Utilizing authorized methods and media advocacy
The Bishnoi learnt to make use of the media and litigation for advocacy as early because the Seventies by partnering with Harsh Vardhan, a former journalist who turned a wildlife conservationist. In December 1978, an Arab prince visited the Thar to hunt bustards. As quickly because the Bishnois learnt this, with Harsh’s assist, they organised a protest exterior the governor’s home in Jaipur, which made entrance web page headlines within the native paper. Harsh additionally petitioned the Rajasthan Excessive Courtroom to cease the Arab searching social gathering from progressing. Because of this, on January 1, 1979, the courtroom ordered a right away two-week ban and the searching social gathering was over.
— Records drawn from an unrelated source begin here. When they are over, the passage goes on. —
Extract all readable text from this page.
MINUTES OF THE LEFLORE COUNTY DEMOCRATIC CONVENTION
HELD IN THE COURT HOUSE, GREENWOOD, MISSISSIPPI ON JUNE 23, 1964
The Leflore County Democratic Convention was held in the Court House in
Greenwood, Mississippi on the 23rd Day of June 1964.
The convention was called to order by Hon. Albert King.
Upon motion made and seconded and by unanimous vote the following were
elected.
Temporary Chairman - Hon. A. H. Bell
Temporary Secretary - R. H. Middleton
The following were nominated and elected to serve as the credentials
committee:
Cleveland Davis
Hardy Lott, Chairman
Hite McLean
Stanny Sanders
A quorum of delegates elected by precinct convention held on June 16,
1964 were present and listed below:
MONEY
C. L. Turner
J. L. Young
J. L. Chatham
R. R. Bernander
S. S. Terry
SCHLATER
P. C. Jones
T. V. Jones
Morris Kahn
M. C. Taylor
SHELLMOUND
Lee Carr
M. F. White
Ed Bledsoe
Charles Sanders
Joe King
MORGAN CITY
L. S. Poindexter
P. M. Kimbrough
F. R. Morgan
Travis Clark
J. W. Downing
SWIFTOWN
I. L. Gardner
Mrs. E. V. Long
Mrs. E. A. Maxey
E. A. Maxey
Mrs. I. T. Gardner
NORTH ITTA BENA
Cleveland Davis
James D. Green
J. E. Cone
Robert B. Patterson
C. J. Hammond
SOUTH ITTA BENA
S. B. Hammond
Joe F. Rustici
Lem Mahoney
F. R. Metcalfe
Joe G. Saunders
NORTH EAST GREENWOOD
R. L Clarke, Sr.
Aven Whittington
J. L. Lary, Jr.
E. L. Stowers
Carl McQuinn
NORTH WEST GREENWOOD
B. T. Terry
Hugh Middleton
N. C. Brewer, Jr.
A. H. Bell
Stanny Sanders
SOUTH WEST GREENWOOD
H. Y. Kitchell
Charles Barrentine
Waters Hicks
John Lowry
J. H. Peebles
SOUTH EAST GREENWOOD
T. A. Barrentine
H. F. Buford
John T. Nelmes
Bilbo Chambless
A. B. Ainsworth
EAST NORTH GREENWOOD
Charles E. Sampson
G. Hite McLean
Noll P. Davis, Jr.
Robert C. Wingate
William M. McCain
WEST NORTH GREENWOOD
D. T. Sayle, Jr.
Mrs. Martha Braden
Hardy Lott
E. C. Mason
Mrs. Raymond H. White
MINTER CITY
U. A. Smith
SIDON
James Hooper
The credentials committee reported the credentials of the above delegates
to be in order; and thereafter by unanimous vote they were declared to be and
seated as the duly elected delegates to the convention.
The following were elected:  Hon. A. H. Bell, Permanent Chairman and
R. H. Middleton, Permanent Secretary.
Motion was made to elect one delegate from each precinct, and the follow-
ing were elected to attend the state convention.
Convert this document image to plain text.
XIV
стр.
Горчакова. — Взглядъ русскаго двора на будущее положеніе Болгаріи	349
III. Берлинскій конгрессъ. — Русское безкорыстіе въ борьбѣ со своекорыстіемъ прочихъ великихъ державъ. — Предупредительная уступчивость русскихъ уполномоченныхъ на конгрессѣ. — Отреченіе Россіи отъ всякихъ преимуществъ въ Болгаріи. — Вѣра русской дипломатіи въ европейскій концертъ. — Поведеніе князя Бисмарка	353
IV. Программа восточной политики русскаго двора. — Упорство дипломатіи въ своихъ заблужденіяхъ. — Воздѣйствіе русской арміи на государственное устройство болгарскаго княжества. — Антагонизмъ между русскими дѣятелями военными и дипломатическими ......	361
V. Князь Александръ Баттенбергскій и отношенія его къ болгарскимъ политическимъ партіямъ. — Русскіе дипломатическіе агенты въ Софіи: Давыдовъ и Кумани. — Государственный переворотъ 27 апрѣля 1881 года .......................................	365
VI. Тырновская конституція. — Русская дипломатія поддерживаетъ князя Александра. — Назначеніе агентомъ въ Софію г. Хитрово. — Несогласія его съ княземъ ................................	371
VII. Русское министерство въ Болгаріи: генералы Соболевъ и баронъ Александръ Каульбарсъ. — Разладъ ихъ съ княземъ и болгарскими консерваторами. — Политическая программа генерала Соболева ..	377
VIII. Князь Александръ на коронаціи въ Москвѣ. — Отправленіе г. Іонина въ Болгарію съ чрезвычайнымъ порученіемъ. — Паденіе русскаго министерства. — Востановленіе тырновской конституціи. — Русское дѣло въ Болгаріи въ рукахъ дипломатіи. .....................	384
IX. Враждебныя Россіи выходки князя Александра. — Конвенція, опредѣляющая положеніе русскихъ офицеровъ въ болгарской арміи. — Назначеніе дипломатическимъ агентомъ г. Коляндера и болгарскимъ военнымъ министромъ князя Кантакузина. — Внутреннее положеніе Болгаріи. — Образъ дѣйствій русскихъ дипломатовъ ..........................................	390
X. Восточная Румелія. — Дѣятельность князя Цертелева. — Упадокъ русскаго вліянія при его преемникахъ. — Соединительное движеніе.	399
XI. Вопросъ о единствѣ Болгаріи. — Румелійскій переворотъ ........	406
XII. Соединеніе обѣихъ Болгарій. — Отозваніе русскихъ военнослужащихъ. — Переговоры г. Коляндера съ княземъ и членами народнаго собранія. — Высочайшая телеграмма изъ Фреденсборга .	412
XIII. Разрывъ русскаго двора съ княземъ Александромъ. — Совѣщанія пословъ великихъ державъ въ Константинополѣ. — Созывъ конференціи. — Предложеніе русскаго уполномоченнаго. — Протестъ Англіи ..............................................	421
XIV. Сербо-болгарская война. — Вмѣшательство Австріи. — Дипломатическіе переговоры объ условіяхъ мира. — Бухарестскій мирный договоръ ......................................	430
Many Bishnoi have taken up authorized research and likewise shaped a bunch of lawyer activists. Goodman contextualises this by explaining the standing of environmental litigation, its suppression and hasty environmental clearances in India. He mentions how Adivasi communities in Hasdeo Arand in Chhattisgarh have handled deforestation and suppression by Adani Group and the state. In a second that reveals solidarity, Ram Niwas says the Bishnoi attorneys will assist Hasdeo residents if wanted.
My Head for a Tree makes for an general good, informative learn, with out being preachy. It leaves one feeling that the Bishnoi and their surroundings will put up an excellent battle within the instances to come back.
Learn extra: Bishnois organise and educate themselves to take surroundings conservation past faith
Banner picture: Ladies of the Bishnoi neighborhood have been related to surroundings safety since way back to 1604, when two girls gave their lives to guard bushes. Picture by Harsh Vardhan.